President Ma Ying-jeou (馬英九) yesterday pledged to continue Chinese Nationalist Party (KMT) reform when he registered to be a candidate in the party’s chairmanship election, and renewed his promise to get rid of the party’s last remaining ill-gotten asset — the Central Investment Holding Co.
Ma, the current KMT chairman, completed his candidacy registration at the KMT headquarters by presenting 82,786 signatures from party members. The signature threshold for candidacy is 3 percent of party members — about 11,000 signatures.
Accompanied by Taipei Mayor Hau Lung-bin (郝龍斌) and his chairman re-election campaign office director, Chan Chun-po (詹春柏), Ma called for party unity and promised to seek closer cooperation between the government and the KMT in pushing government policies.
“[In seeking re-election], there are no wealth and glory to enjoy, but heavy burdens to take on. I will continue party reform and take responsibility for the party’s development,” he said.
When asked about the party’s controversial assets, which he had promised to handle since first elected as KMT chairman in 2005, Ma said the party has placed a new bid for the corporation in March this year, but the bid failed again.
He said that every political party should have party assets to function normally and the party is handling a party-run business.
“The problem is not party assets, but party-run businesses. We are handling it with caution because we do not want the corporation to be sold at an underpriced bid,” he said.

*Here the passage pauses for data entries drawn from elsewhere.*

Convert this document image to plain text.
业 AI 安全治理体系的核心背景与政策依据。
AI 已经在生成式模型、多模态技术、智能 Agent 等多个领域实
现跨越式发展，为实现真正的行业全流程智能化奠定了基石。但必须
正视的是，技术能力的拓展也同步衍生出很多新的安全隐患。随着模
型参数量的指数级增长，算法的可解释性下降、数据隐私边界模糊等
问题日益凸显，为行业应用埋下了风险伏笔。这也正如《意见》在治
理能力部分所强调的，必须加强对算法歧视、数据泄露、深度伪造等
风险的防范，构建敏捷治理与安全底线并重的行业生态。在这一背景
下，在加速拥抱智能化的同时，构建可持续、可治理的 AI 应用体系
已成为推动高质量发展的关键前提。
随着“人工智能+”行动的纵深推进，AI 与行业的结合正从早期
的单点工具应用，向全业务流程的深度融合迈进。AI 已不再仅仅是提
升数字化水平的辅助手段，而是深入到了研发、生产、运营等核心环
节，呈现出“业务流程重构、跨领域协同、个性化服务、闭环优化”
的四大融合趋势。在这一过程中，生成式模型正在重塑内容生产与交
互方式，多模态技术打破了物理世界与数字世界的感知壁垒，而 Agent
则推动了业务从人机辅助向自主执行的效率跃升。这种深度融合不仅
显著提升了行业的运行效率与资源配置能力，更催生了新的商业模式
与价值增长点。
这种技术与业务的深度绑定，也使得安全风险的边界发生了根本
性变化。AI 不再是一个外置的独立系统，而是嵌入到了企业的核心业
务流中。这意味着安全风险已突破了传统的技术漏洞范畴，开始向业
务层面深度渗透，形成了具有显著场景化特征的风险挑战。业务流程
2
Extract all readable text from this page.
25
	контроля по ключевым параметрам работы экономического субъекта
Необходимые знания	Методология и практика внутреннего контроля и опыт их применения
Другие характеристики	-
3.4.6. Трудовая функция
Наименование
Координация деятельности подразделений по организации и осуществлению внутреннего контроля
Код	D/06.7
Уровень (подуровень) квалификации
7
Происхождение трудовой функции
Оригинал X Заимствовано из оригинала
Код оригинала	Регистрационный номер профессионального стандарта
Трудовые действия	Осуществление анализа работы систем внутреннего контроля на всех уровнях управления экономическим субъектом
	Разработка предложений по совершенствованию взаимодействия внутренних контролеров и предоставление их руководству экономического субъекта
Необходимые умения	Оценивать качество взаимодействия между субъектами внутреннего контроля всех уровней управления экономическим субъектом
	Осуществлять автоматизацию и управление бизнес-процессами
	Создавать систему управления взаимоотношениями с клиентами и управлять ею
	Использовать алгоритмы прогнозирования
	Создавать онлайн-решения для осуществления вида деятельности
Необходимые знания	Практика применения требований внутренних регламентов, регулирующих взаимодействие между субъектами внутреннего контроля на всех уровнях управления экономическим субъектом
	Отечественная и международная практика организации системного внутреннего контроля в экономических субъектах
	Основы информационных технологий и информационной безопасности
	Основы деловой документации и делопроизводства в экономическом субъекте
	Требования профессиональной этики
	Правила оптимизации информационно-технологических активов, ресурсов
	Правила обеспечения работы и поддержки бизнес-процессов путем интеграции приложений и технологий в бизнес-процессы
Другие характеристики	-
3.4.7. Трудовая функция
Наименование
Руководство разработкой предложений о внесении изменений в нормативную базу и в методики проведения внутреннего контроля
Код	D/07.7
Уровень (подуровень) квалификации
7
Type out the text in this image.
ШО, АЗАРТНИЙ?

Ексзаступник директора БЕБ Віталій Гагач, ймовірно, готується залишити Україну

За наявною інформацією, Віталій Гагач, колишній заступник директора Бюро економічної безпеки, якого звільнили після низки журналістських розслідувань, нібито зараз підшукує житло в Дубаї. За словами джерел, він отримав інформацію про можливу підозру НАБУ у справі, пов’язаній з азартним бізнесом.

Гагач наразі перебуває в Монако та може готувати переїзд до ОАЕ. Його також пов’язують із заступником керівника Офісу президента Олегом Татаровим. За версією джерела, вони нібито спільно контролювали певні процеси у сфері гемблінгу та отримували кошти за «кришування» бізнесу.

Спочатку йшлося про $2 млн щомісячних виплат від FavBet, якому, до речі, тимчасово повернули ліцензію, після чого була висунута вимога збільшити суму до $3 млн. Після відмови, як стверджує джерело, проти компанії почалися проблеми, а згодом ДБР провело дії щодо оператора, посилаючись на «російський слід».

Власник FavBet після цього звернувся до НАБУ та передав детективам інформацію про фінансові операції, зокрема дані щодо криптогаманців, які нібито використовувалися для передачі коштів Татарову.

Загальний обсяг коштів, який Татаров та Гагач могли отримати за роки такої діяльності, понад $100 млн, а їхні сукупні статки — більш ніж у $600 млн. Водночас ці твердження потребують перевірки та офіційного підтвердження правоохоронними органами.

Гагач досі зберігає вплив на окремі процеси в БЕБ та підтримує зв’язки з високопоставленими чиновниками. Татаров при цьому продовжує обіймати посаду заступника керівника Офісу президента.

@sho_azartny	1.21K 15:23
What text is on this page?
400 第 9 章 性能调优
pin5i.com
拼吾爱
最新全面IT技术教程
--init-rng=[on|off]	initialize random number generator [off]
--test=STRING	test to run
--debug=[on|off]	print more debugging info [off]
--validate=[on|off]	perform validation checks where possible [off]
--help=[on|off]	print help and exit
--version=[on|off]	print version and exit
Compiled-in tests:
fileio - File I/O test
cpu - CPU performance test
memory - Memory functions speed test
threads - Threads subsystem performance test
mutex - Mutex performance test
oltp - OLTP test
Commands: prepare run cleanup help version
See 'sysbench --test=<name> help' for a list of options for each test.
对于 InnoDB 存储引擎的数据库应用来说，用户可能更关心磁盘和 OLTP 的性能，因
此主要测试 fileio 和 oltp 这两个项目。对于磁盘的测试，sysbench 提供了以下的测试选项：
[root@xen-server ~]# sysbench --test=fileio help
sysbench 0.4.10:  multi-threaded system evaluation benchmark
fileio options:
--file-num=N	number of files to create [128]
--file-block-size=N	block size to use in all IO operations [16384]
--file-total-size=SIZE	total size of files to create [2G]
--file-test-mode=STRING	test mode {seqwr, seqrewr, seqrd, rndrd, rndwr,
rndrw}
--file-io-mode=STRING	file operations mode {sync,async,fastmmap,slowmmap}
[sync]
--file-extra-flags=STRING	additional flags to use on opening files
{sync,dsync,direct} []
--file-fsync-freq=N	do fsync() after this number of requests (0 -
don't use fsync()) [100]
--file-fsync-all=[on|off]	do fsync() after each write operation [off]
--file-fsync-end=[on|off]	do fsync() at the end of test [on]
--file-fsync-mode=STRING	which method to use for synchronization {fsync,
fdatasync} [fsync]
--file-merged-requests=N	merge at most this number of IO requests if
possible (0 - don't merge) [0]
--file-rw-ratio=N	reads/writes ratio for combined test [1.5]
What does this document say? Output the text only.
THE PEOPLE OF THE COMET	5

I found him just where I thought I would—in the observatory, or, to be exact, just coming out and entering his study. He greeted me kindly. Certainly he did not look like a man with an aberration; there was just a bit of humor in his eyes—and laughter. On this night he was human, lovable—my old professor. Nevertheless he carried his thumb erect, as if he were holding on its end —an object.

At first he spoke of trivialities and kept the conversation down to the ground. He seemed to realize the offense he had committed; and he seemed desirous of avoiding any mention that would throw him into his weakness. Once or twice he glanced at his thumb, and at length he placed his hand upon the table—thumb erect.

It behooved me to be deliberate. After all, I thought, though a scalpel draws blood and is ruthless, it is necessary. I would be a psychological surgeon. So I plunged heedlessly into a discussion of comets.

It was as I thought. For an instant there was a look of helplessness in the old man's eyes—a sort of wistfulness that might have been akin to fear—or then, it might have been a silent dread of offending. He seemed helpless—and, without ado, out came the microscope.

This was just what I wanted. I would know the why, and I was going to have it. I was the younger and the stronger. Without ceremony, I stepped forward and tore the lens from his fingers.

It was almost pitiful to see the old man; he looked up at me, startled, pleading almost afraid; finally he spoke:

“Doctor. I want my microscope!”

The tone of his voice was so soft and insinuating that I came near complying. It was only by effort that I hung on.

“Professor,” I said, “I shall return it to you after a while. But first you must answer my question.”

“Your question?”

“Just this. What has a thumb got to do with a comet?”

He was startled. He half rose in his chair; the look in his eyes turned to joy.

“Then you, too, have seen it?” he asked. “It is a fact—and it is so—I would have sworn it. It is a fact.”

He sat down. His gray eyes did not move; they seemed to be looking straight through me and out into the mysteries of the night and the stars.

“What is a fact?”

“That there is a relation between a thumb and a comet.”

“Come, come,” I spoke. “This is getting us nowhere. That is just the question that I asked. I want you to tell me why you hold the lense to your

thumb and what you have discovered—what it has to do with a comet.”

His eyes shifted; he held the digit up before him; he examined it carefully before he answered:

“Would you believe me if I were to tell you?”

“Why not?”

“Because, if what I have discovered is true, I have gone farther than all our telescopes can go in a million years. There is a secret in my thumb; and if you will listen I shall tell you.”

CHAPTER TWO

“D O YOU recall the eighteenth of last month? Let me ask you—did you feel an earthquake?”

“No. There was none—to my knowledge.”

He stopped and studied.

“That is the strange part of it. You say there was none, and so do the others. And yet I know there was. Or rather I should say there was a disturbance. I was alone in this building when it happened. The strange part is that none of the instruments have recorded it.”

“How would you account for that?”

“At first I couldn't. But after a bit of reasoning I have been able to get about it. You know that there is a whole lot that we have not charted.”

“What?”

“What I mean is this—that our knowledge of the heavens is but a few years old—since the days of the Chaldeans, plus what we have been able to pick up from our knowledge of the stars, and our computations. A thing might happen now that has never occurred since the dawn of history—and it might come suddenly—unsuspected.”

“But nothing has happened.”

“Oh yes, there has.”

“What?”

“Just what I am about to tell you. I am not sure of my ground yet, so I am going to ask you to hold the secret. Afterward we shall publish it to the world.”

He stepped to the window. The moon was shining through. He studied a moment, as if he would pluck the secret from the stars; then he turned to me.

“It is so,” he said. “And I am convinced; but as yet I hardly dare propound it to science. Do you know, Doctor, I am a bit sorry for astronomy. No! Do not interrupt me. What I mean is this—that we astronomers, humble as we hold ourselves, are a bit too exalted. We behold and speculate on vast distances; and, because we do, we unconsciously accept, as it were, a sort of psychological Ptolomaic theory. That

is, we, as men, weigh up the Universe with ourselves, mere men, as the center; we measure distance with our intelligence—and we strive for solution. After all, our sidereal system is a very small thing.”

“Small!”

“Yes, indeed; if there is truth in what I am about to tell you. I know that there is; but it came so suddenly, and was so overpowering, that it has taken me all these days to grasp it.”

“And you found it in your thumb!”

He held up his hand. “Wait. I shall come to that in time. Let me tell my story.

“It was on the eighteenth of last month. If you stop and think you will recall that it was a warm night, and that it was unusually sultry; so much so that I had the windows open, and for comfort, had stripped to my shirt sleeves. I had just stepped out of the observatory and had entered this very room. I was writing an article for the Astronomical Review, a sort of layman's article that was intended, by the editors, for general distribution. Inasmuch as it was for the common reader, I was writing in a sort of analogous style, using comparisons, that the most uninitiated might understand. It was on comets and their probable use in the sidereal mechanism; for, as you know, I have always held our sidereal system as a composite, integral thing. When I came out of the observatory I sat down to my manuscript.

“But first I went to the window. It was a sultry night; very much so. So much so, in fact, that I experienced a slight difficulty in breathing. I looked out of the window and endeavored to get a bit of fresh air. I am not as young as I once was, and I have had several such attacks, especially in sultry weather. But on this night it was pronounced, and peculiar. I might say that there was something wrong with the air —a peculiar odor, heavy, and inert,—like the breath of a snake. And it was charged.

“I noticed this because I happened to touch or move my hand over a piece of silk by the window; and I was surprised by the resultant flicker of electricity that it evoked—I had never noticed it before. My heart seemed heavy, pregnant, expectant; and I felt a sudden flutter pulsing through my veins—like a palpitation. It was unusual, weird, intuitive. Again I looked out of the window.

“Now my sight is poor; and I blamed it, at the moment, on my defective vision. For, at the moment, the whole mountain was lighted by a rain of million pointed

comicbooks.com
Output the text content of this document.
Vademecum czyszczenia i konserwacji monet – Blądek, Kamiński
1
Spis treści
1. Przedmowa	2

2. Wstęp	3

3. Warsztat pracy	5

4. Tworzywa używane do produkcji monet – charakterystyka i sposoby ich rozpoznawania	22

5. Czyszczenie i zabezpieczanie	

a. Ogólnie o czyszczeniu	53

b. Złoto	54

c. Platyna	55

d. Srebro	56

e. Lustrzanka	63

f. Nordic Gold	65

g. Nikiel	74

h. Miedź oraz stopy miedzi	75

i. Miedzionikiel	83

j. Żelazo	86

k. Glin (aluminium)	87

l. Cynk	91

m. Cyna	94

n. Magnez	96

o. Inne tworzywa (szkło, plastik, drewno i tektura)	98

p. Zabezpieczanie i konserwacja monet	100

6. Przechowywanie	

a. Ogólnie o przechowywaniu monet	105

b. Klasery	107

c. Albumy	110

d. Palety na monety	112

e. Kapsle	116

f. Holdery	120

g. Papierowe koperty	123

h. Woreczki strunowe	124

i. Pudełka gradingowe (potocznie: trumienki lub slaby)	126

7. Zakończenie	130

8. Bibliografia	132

He said the party has put the corporation into public trust and does not manage it directly.
The Central Investment Holding Co is the last KMT-owned business, after it sold the building housing the party’s Institute on Policy Research and Development for NT$4.3 billion (US$143.3 million), and the China Television Co, the Broadcasting Corp of China and the Central Motion Picture Corp (CMPC) to the then-China Times Group for NT$9.3 billion in 2005. The sale of the CMPC alone was worth NT$3.1 billion.
The KMT has failed in four separate attempts to sell Central Investment Holding Co — in 2006, February 2009, June 2010 and January 2011.
“We cannot donate the cooperation or get rid of it without following a public bidding process. It is our goal [to sell the cooperation] and we will continue our efforts,” Ma said.
Ma’s only other rival for the chairmanship, KMT Central Standing Committee member Hsieh Kun-hung (謝坤宏), is to register his candidacy today.
The chairmanship election will be held during the KMT’s party congress, which opens on July 20.